Of course, when you are ambitious and driven, you have a target on your back… so this is a realistic one I always liked:
“The tallest blade of grass is the first to be cut by the scythe.”
But last but not least:
“They tried to bury us, but they didn’t know we were seeds.”
How did you push through during the times where WatchMojo did not break even?
Well, on the one hand, I don’t think I had a choice because I was in the trenches and if I would’ve given up, I would’ve been just buried in debt for the rest of my life.

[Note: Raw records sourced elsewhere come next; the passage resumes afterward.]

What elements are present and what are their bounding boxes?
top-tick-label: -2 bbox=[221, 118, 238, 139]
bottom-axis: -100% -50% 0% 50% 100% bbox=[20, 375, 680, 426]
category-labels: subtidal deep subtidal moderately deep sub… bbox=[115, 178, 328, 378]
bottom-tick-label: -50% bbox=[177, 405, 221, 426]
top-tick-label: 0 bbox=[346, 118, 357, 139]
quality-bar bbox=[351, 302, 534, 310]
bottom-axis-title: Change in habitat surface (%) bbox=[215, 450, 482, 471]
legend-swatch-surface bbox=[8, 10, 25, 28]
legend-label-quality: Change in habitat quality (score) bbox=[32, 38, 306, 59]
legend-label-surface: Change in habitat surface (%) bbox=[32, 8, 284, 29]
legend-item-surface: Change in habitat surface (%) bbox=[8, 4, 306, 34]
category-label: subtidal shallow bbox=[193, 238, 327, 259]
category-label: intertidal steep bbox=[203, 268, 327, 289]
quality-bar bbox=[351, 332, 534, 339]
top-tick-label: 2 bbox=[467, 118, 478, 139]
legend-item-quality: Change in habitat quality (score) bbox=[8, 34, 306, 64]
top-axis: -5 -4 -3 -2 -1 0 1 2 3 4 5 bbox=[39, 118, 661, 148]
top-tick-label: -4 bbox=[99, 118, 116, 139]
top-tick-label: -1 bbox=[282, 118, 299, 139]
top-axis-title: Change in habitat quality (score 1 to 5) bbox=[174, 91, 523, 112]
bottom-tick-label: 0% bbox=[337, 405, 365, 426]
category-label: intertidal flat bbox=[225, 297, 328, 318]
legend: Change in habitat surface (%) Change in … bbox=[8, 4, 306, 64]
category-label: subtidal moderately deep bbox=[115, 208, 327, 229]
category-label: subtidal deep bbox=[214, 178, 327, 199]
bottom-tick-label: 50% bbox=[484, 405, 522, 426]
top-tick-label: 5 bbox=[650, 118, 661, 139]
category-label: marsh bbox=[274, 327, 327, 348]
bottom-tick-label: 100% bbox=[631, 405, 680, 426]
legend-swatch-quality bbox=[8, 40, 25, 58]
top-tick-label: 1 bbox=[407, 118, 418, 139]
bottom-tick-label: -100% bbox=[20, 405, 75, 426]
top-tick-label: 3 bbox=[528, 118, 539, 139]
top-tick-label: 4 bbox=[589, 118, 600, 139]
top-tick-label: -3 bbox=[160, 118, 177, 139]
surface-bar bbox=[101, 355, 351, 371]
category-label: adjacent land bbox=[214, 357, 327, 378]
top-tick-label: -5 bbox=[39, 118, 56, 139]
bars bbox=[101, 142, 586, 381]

I literally had to persevere to succeed…
Second, it’s true that entrepreneurs are generally driven as much to prove others wrong, as they are in proving themselves right.
When I was younger and earlier in my career, I would never state this so starkly, but I’ve had so many people put sticks in my wheels that you just develop the strength and conviction to persevere… and frankly, very few people are interested in seeing other people succeed. That is one of the reasons I try to help others because I can count on my hand the number of people who helped me in my career…
Recently when my alma mater included me in a list of alumni, I stated candidly that that experience was bitter-sweet, and representative of life.
But fundamentally I talk about perspective and privilege and will never complain, but want people to be realistic about the setbacks you will face in life.